A review of Josef Jaeger by Jere’ M. Fishback, USA, 2009
Informative fun with a few flaws ****
The eponymous narrator of this coming-of-age story is a fictitious thirteen-year-old nephew of Ernst Roehm, leader of the SA in the newly-born Third Reich, with whom the boy goes to live in Munich following the sudden death of his mother. That the background has been thoroughly-researched is evident from the extraordinary attention to details of the setting. The historical characters mentioned are also convincingly portrayed, which is a fascinating treat in view of the tiresome popular tendency to depict the National Socialist leaders, alone amongst humanity, as absurdly devoid of redeeming features. In the case of Roehm, however, the humanisation may be overdone; he is depicted as more skeptical of anti-semitism and book-burning than the known facts warrant, and there is little sense of his pronouncedly proletarian brutishness.

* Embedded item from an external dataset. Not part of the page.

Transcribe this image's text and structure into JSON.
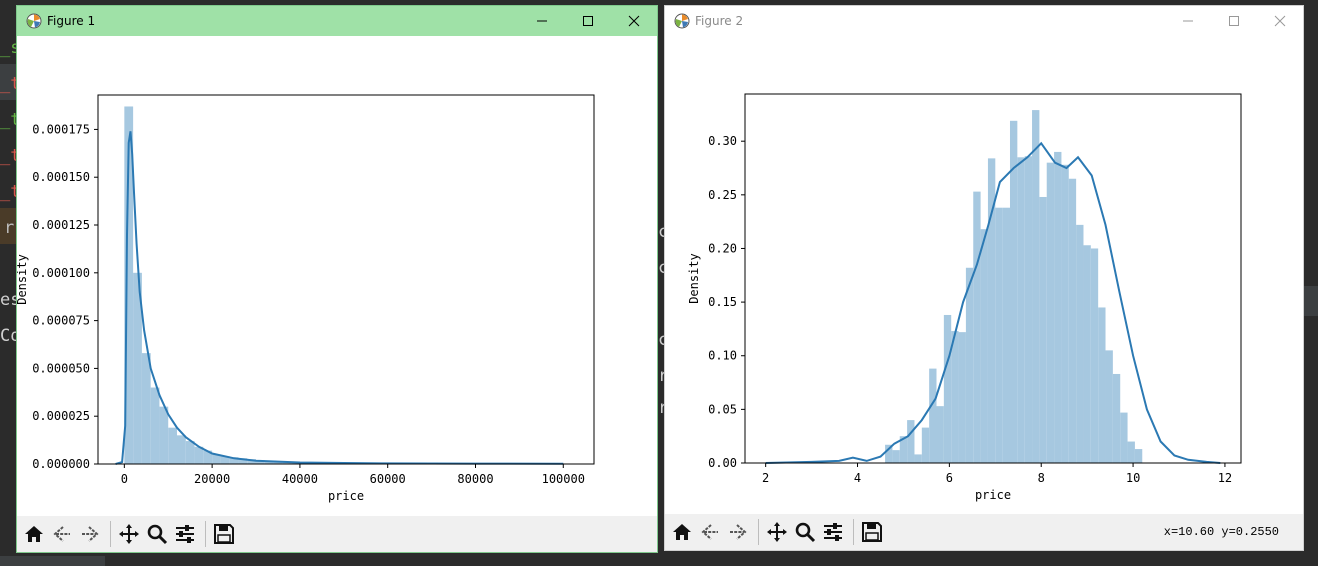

However, the historically least realistic element of the story is the indifference of almost all the characters to homosexuality. For example, Roehm’s housekeeper, Frau Dexler, a simple Bavarian widow, laughingly tells young Josef the first day they meet that Roehm’s eighteen-year-old chauffeur Rudy is also his lover, “no business of ours, eh?” and expresses surprise at his confusion. Hitler, who in reality called Roehm’s homosexuality “an illness [which] does not interest me as long as he maintains the necessary discretion” (a discretion which apparently required Roehm in his last years to resort to procured youths rather than lovers), is here depicted as cheerfully acknowledging Rudy and letting him join them on his platform at the Nuremberg rally.
The book is most moving and psychologically convincing as a tale of a pubescent boy’s sexual awakening. Exceptionally beautiful and with a natural talent for acting, Josef is brought to Berlin to play the leading role in Quex, a genuinely-made propaganda film about a Hitler Youth. There he meets a slightly older Jewish boy called David, with whom he falls in love, forcing him to lead a rivetingly tense double-life. Despite this, while back in Berlin he is easily seduced by his twenty-year-old Hitler Youth leader Max, an SS officer who enjoys “the company of boys your age”, and then agrees to regular sessions of full sex with him over four months in return for favours, fun, mentorship, and something else. This is to be understood in the light of his long quest for bonding with an older male father-substitute, and indeed the novel is “dedicated to every boy who grows up without his father in his life”.
So far so good, but then the author tries too hard for dramatic effect and loses sight of his hero’s credible emotional state. Though by now pretty sophisticated for his age, Josef is deceived by Max, whom he does not really love and has no reason to trust, into an unbelievably swift and ill-considered volte-face respecting his uncle. Max too becomes implausible in his combination of ruthless deceit and unnecessary candour. Finally, Josef’s emotional response when the horrific truth emerges at the very end is so lame as to undermine what should have been a very powerful climax.
Interesting and enjoyable, but unevenly told in the latter half.